[erlang-questions] Re: Shared/Hybrid Heap

Paulo Sérgio Almeida psa@REDACTED
Thu Nov 4 12:52:07 CET 2010


Hi Robert,

there is a point on which I do not agree; when you say:

On 11/4/10 10:46 AM, Robert Virding wrote:

> - I think that having immutable data even within only one process is a big win. Having mutable data gives you all the problems of global data. Immutable data makes it much easier to keep track of what is happening with your data, which is always a Big Win.

I would say that having mutable data gives us SOME problems, but much 
LESS than when we have global mutable data.

You are mixing the problems due to:

- global data
- mutable data

In most languages around we have the nightmare of mutable global data, 
and the nasty problem of aliasing in object references.

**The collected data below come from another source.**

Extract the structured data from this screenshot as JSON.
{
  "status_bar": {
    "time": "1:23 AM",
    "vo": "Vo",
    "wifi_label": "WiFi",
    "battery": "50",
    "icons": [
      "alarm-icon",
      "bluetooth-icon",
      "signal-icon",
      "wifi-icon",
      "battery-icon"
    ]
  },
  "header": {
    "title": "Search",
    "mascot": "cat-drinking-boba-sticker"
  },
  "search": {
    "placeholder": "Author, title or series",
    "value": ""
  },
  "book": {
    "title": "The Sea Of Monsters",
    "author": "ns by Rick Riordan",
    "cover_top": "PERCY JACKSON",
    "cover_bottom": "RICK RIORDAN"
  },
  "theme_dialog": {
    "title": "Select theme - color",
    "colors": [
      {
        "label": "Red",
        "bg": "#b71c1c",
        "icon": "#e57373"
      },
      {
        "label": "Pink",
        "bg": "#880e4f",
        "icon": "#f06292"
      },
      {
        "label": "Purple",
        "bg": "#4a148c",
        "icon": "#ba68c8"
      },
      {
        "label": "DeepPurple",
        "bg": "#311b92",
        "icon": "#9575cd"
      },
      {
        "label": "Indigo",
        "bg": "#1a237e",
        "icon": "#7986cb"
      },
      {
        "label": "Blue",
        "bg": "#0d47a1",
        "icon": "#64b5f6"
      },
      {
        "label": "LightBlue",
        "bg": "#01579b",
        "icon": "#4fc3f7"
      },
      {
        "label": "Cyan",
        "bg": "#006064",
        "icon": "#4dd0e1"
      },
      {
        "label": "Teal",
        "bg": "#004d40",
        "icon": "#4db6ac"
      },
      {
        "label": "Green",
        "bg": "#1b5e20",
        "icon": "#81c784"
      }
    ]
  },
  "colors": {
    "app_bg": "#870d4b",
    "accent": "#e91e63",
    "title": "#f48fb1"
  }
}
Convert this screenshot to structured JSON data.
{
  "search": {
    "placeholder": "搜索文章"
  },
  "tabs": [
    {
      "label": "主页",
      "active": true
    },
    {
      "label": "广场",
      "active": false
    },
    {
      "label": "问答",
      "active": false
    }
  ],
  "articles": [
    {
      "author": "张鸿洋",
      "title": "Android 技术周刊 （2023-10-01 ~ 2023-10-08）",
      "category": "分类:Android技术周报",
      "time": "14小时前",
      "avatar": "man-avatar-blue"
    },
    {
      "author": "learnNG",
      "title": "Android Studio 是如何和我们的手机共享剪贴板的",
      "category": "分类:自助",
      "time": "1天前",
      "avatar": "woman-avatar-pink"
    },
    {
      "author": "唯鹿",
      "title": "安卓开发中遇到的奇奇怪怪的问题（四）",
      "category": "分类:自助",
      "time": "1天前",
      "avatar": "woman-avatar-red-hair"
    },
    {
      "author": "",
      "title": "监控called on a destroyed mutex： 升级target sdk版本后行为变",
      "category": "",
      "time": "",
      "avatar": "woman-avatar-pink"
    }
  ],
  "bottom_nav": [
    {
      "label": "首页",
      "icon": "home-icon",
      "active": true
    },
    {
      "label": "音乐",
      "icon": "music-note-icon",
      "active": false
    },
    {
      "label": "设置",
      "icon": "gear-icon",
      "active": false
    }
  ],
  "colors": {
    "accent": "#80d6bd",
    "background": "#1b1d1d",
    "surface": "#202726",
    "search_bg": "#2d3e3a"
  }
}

On the other hand in Erlang we have processes that give us locality, but 
only immutable data in each process.

I (and others) think there is a place for a middle-ground where 
processes give us locality, allowing a divid-and-conquer of the global 
problem into simple parts, where the data in a given process is 
manageable, but where if the algorithm calls for mutable data then we 
should be able to use it. All the nasty problems of shared memory 
concurrency (from the programmer's point of view) have already 
disappeared when we have only per-process mutable data as opposed to 
global mutable data.

If the data is immutable and only pure functions are used, we have extra 
benefits, but not always can we afford it, nor is it necessary even for 
proving correctness. Lot's of classic formal methods stuff with 
pre-conditions, post-conditions, invariants, Hoare logic, etc, were made 
for the mutable data world. They become difficult to apply when we have 
global data and aliasing, but may well be applied when we have just a 
little local data.

The idea would be to be able to use the many proven algorithms that were 
created for the imperative sequential world inside each process, and let 
the process concept a la Erlang deal with the concurrency aspects.

I am not saying it is now practical to add it to Erlang, but that some 
language in this design spot (actors + local mutable data) makes much sense.